Another difference is that all the routine childcare and immunizations were given by nurses in a separate area of the clinic. There are pediatricians in the U.K., but they do not provide routine primary care. They are hospital-based consultants. A common division of labor might be for the general practitioner to care for a child with mild asthma; the pediatrician a severe case.
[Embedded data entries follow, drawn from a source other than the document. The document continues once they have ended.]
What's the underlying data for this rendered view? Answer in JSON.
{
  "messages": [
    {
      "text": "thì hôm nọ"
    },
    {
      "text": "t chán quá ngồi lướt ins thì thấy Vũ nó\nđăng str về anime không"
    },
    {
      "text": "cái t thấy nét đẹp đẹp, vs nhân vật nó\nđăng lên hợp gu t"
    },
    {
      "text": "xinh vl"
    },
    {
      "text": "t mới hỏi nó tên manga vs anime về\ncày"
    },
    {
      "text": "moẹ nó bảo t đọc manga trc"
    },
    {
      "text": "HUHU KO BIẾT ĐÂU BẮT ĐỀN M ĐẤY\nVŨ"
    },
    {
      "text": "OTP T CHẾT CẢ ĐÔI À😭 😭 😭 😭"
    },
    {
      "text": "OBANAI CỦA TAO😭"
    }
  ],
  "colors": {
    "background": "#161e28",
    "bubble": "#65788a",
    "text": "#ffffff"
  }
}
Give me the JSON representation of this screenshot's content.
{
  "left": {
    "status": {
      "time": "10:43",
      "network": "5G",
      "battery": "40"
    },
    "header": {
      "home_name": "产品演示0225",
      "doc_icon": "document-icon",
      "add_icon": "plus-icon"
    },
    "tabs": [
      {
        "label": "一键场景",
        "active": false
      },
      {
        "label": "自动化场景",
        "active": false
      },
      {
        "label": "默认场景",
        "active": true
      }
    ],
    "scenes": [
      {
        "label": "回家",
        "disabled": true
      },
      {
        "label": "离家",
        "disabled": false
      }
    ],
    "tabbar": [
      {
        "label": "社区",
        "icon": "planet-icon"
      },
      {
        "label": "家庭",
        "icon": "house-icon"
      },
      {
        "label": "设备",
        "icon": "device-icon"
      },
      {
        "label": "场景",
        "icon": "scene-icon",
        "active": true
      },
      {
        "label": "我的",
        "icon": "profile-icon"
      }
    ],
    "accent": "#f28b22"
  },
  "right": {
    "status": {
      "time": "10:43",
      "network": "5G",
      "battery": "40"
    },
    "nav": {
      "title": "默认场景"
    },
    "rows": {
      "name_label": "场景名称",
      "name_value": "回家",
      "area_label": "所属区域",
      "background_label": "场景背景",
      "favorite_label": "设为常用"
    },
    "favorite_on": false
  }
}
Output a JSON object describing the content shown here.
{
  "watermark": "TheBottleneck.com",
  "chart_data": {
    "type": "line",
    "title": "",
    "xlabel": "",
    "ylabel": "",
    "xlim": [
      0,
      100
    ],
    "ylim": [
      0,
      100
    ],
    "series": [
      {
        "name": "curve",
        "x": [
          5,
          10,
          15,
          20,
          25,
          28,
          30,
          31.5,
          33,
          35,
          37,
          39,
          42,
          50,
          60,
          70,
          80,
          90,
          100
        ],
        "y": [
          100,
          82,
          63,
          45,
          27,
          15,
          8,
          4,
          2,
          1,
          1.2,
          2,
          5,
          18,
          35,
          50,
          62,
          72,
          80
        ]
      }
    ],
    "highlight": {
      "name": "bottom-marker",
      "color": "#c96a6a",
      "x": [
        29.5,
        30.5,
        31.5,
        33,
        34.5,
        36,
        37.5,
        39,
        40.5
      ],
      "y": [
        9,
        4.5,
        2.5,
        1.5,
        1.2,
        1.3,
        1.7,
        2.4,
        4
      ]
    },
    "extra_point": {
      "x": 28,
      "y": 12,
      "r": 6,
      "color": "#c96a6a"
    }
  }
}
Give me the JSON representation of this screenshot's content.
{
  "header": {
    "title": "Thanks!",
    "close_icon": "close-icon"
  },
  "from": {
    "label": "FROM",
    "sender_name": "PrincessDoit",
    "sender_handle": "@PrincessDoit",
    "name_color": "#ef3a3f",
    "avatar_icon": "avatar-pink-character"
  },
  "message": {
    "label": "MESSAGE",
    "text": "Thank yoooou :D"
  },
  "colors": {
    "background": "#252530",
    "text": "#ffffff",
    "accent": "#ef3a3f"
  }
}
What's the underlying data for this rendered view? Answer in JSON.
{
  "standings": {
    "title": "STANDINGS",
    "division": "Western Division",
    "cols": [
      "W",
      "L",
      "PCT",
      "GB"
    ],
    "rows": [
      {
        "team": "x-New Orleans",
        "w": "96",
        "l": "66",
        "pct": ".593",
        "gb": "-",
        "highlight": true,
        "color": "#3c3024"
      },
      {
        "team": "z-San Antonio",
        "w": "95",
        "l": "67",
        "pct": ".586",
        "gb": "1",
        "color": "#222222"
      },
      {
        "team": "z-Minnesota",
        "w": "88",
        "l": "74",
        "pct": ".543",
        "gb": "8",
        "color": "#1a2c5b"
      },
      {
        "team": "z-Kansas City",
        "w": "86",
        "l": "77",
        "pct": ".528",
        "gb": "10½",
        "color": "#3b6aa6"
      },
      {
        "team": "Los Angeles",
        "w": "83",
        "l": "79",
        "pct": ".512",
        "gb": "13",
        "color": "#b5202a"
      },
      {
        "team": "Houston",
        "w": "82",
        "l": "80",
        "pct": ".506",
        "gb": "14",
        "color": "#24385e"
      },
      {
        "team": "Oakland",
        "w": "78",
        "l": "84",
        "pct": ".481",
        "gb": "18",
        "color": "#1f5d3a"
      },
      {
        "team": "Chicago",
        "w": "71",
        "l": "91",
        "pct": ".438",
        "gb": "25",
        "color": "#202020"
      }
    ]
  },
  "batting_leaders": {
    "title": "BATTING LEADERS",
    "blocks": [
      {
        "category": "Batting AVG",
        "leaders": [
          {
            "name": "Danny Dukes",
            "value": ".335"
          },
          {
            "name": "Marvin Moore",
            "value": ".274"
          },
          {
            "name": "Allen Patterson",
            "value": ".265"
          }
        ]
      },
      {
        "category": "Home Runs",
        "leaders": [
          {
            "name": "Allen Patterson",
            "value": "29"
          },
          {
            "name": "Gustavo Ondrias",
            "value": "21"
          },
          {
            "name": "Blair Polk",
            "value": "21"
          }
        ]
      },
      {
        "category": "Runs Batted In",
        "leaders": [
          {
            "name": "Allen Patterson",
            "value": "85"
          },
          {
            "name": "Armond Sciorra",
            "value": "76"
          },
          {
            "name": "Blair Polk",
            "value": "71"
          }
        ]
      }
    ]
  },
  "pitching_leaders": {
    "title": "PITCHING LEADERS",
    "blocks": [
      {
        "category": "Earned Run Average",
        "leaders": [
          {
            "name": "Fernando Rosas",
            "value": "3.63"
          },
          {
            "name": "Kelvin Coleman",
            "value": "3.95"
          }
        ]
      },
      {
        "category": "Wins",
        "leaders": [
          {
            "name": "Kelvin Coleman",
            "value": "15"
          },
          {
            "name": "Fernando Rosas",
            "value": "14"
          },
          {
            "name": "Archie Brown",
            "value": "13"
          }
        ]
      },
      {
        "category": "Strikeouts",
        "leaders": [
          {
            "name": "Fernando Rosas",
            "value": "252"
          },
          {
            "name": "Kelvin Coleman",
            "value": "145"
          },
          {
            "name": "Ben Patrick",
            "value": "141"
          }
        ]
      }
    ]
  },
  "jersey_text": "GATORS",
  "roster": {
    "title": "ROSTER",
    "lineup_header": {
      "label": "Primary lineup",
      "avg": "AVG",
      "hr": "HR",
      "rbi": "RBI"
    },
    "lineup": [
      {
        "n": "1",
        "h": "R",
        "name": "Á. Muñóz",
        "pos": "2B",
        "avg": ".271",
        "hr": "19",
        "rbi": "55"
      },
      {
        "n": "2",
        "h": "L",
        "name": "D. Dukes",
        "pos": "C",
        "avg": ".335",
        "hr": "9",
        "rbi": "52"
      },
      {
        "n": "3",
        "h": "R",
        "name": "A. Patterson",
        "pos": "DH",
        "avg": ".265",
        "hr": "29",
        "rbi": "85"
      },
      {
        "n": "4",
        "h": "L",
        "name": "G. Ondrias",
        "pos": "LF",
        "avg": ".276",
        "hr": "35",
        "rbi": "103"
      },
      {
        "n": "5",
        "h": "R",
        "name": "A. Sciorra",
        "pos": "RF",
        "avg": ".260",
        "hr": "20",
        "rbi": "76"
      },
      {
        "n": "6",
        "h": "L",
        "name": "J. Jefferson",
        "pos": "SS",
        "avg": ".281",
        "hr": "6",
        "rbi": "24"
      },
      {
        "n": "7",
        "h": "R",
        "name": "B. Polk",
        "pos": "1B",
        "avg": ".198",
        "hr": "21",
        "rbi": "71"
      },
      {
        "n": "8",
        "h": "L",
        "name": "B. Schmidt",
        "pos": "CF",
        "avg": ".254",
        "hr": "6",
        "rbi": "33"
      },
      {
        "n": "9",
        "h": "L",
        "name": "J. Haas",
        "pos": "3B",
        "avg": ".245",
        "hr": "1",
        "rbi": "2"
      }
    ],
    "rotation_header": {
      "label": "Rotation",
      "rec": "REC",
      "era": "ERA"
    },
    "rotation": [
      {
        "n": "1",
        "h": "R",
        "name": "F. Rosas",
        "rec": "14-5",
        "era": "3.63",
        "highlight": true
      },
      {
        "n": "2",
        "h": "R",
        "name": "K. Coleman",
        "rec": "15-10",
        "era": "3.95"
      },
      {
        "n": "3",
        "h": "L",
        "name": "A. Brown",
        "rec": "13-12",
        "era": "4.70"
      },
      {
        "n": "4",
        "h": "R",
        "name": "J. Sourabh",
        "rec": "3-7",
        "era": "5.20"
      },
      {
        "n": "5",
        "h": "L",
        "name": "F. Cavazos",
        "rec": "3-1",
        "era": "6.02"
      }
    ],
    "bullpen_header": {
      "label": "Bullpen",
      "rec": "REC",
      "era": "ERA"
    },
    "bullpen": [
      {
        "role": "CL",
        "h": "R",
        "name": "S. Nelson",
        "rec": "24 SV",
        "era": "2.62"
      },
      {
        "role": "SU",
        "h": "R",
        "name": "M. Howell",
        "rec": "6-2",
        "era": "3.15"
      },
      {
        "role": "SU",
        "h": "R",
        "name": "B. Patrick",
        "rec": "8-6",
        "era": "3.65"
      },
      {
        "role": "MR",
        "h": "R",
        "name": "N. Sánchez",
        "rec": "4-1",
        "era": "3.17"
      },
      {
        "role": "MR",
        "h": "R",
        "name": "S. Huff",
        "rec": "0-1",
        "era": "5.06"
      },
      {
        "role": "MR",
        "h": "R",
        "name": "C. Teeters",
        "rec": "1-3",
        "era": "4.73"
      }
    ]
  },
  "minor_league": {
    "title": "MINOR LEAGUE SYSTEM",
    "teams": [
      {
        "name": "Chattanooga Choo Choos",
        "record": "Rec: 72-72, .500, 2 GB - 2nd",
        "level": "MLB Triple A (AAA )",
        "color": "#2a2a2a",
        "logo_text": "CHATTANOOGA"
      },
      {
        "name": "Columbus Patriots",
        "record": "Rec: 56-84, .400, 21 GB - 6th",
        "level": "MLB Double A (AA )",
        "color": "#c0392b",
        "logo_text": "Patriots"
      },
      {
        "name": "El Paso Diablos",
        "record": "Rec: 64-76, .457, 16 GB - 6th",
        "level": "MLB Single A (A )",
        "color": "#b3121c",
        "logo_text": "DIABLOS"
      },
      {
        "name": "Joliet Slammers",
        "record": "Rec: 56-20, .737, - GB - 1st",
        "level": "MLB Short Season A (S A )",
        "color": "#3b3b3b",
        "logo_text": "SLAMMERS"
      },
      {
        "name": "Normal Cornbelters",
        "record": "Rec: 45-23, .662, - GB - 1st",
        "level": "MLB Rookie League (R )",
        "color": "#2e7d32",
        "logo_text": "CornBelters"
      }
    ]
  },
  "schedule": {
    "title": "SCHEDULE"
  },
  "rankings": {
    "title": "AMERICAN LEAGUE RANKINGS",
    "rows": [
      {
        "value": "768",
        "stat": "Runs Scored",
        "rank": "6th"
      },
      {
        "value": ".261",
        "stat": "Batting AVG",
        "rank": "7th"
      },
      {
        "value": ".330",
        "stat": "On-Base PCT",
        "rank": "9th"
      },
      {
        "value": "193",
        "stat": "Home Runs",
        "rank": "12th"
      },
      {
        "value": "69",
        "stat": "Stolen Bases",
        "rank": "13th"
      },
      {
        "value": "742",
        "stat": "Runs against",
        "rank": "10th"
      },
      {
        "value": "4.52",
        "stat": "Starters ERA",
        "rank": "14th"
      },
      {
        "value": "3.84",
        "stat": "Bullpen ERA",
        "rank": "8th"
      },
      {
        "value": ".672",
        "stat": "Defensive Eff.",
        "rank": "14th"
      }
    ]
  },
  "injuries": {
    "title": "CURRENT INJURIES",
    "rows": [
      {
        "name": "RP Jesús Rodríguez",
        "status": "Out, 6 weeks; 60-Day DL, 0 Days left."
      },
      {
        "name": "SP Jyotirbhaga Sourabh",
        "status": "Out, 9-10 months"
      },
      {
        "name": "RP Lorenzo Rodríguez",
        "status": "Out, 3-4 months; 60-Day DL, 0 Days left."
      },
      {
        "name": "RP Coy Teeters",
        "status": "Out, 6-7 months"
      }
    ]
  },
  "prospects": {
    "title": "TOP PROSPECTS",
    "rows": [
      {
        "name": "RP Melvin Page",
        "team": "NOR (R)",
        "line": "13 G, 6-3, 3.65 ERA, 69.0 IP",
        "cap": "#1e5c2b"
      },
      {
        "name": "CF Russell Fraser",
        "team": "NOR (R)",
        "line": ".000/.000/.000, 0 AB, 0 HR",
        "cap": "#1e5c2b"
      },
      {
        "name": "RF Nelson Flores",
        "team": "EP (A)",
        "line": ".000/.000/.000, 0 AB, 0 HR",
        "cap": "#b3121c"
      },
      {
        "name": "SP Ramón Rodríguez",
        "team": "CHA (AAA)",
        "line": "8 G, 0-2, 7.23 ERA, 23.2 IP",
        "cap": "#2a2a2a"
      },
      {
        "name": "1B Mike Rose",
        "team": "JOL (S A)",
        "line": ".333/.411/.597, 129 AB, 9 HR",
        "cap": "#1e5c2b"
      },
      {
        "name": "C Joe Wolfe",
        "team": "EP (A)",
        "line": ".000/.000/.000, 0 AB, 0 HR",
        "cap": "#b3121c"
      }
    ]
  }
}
I tried to visit the NHS with an open mind, but my reaction to the trip was that my biases were confirmed. The secret to the incredible efficiency of the NHS – better health outcomes than the U.S. at half the cost – isn’t whether or not it’s socialized. As I have written in my book, American HealthScare, whether or not a government agency, a private insurance plan, or a patient paying out of pocket spends $1,500 for an MRI, the more important question is what is the effectiveness and cost-effectiveness of the MRI in the first place? Should it even be ordered? The NHS, the doctors I observed, and most importantly the British patients were much more humble about their expectations of what their health care system should provide.
A few days later we found out how Mrs. Jones fared at the hospital. She got a plain x-ray and a few blood “investigations” (British for tests). They were reassuring and she was given a relatively mild pain medicine prescription and after about three hours was sent home. The surgeons’ conclusion was that the arthritis in her hip just flared up. Mrs. Jones was extremely grateful to her personal general practitioner, the hospital, and its doctors for the care she received.
Imagine it. A patient who did not receive a CT scan, MRI, or a definitive diagnosis, but who was extremely happy with a prescription for a mild pain reliever and the fact that people cared for her. I saw it happen in Litchfield, England. Wouldn’t it be nice if it happened here?